Las personas sienten que solo son capaces de transformarse dentro de la vida de la iglesia. Si no están viviendo dentro de la vida de la iglesia, entonces sienten que no son capaces de transformarse, como si la transformación no se pudiera conseguir en la vida real. ¿Podéis ver el problema en esto? He hablado antes acerca de traer a Dios a la vida real; para aquellos que creen en Dios esta es la senda para entrar en la realidad de las palabras de Dios. De hecho, la vida de la iglesia solo es una forma limitada para perfeccionar a las personas. El ambiente principal para perfeccionar a las personas todavía es la vida real.

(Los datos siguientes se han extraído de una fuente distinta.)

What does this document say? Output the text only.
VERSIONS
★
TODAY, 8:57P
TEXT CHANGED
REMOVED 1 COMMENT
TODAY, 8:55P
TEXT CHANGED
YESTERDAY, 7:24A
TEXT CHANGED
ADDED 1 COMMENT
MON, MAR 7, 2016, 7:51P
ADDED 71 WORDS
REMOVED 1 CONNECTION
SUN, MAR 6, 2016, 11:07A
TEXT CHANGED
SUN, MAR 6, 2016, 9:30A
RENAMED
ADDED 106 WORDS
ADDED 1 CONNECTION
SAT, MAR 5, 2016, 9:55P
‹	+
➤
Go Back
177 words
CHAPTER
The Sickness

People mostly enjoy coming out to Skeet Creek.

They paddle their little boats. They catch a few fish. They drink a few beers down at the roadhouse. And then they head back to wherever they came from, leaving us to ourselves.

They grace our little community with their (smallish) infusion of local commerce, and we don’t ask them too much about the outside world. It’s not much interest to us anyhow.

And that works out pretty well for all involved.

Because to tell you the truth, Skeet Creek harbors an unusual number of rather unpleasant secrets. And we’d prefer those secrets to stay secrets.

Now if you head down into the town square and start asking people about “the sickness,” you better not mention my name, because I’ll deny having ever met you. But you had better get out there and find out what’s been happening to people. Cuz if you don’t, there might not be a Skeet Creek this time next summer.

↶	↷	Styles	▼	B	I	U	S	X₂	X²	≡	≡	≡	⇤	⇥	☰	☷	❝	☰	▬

Esta es la práctica real y el entrenamiento real del que hablé, que les permite a las personas alcanzar una vida de humanidad normal y vivir la semejanza de una persona verdadera en la vida diaria. Por una parte, uno debe estudiar con el fin de elevar su propio nivel académico, entender las palabras de Dios y lograr la capacidad para recibir. Por otra parte, uno debe estar equipado con el conocimiento básico requerido para vivir como un ser humano con el fin de lograr el discernimiento y la razón de una humanidad normal porque las personas son deficientes casi totalmente en estas áreas. Además, uno también debe llegar a saborear las palabras de Dios a través de la vida de la iglesia y, gradualmente, llegar a tener un claro entendimiento de la verdad.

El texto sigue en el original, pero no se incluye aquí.